Laatste keer auto op Prinsjesdag was in 1974

Vorsten

14/07/2020 4:28 pm

Voor het eerst in 46 jaar rijdt er dit jaar op Prinsjesdag geen koets van het paleis naar de Verenigde Vergadering van de Staten-Generaal. Koning Willem-Alexander pakt de auto om naar de Grote- of St Jacobskerk te rijden, waar Eerste- en Tweede Kamer dit keer bijeenkomen omdat er meer ruimte is om de gewenste anderhalve meter fysieke afstand te bewaren.

De laatste keer dat het staatshoofd op de derde dinsdag van september de koets in de Koninklijke Stallen liet staan was in 1974. Koningin Juliana en prins Bernhard moesten per auto naar de Ridderzaal omdat bij de Franse ambassade al enkele dagen een gijzeling bezig was door het zogenoemde Japanse Rode Leger.

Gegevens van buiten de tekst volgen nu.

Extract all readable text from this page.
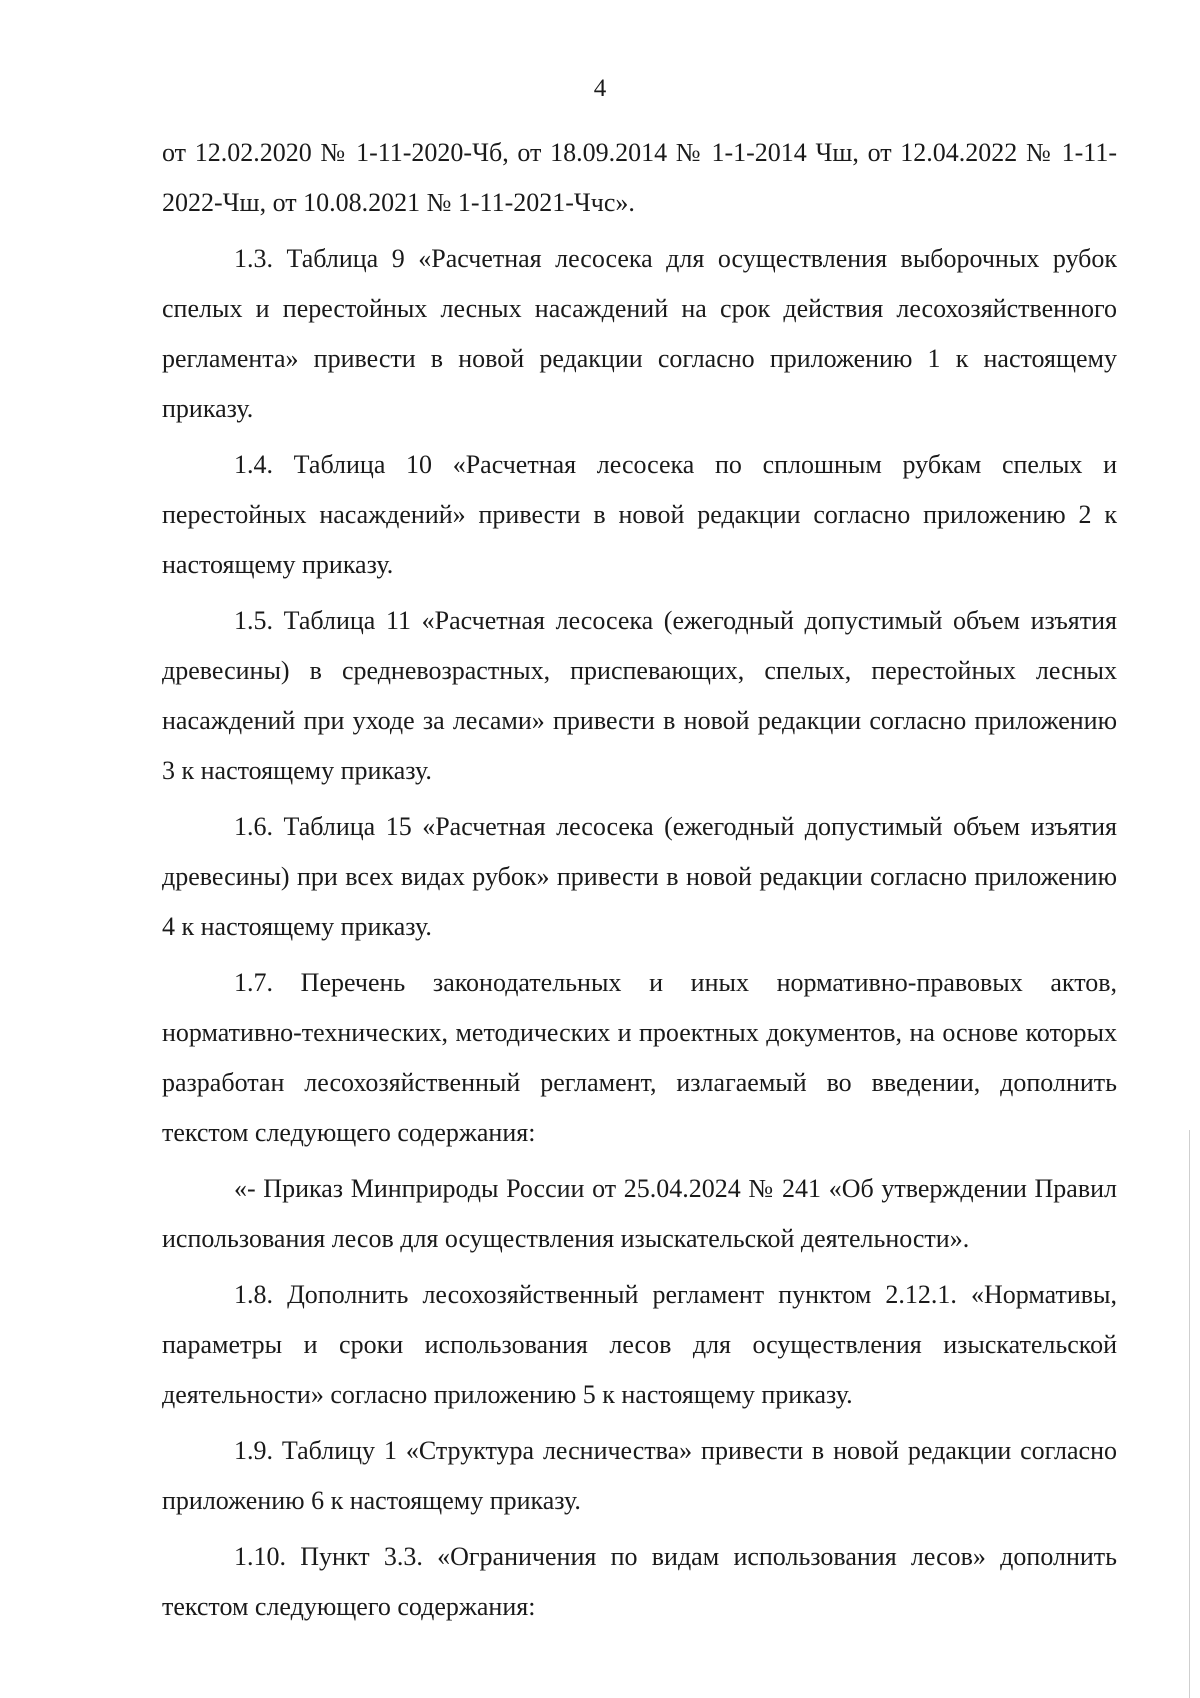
4

от 12.02.2020 № 1-11-2020-Чб, от 18.09.2014 № 1-1-2014 Чш, от 12.04.2022 № 1-11-2022-Чш, от 10.08.2021 № 1-11-2021-Ччс».

1.3. Таблица 9 «Расчетная лесосека для осуществления выборочных рубок спелых и перестойных лесных насаждений на срок действия лесохозяйственного регламента» привести в новой редакции согласно приложению 1 к настоящему приказу.

1.4. Таблица 10 «Расчетная лесосека по сплошным рубкам спелых и перестойных насаждений» привести в новой редакции согласно приложению 2 к настоящему приказу.

1.5. Таблица 11 «Расчетная лесосека (ежегодный допустимый объем изъятия древесины) в средневозрастных, приспевающих, спелых, перестойных лесных насаждений при уходе за лесами» привести в новой редакции согласно приложению 3 к настоящему приказу.

1.6. Таблица 15 «Расчетная лесосека (ежегодный допустимый объем изъятия древесины) при всех видах рубок» привести в новой редакции согласно приложению 4 к настоящему приказу.

1.7. Перечень законодательных и иных нормативно-правовых актов, нормативно-технических, методических и проектных документов, на основе которых разработан лесохозяйственный регламент, излагаемый во введении, дополнить текстом следующего содержания:

«- Приказ Минприроды России от 25.04.2024 № 241 «Об утверждении Правил использования лесов для осуществления изыскательской деятельности».

1.8. Дополнить лесохозяйственный регламент пунктом 2.12.1. «Нормативы, параметры и сроки использования лесов для осуществления изыскательской деятельности» согласно приложению 5 к настоящему приказу.

1.9. Таблицу 1 «Структура лесничества» привести в новой редакции согласно приложению 6 к настоящему приказу.

1.10. Пункт 3.3. «Ограничения по видам использования лесов» дополнить текстом следующего содержания:
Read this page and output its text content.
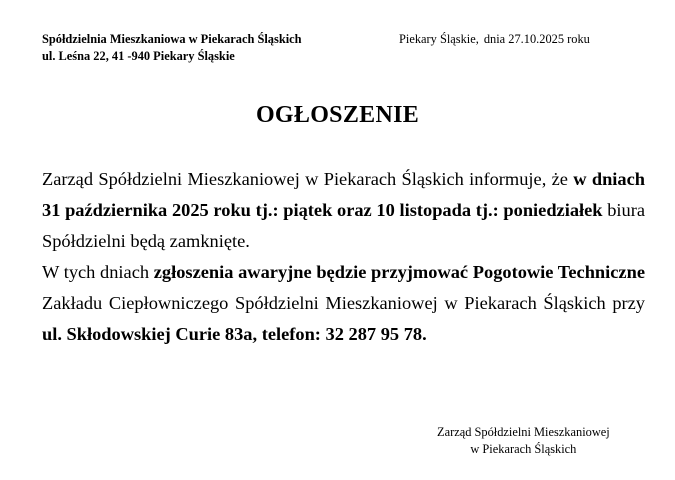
Spółdzielnia Mieszkaniowa w Piekarach Śląskich
ul. Leśna 22, 41 -940 Piekary Śląskie
Piekary Śląskie, dnia 27.10.2025 roku
OGŁOSZENIE

Zarząd Spółdzielni Mieszkaniowej w Piekarach Śląskich informuje, że w dniach 31 października 2025 roku tj.: piątek oraz 10 listopada tj.: poniedziałek biura Spółdzielni będą zamknięte.

W tych dniach zgłoszenia awaryjne będzie przyjmować Pogotowie Techniczne Zakładu Ciepłowniczego Spółdzielni Mieszkaniowej w Piekarach Śląskich przy ul. Skłodowskiej Curie 83a, telefon: 32 287 95 78.

Zarząd Spółdzielni Mieszkaniowej
w Piekarach Śląskich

De gijzelnemers kregen op de avond van Prinsjesdag toestemming om met een uit Frankrijk ingevlogen Boeing naar Aden in Zuid-Jemen te vertrekken.

Koningin Juliana gebruikte verder tijdens haar regeerperiode (1948-1980) altijd de Gouden Koets. Dat gold ook voor koningin Beatrix (1980-2013), terwijl haar zoon koning Willem-Alexander inmiddels al twee verschillende koetsen heeft gebruikt. Sinds 2016 is namelijk de Glazen Koets in gebruik omdat de Gouden Koets wordt gerenoveerd. Deze zou volgend jaar klaar kunnen zijn, maar of de koning het rijtuig dan ook weer gaat gebruiken, staat niet vast.

De Gouden Koets bevat namelijk een zijpaneel waaraan vanwege de daarop afgebeelde en als racistisch geziene ‘hulde van de koloniën’ veel mensen aanstoot nemen. In de afgelopen jaren zijn daarom ook in de Tweede Kamer al stemmen opgegaan om de Gouden Koets niet meer te laten uitrijden maar in een museum te parkeren.

“In de koloniale tijd en de nadagen van de slavernij leek een dergelijke afbeelding heel gewoon. Nu herinnert het ons aan een gruwelijke periode in de Nederlandse geschiedenis”, aldus SP-Kamerlid Harry van Bommel in 2011. Gezien de recente antiracisme betogingen en ‘Black lives matter’ zijn die sentimenten alleen maar sterker geworden en zou het gebruik van de Gouden Koets alleen al uit het oogpunt van openbare orde een probleem kunnen zijn.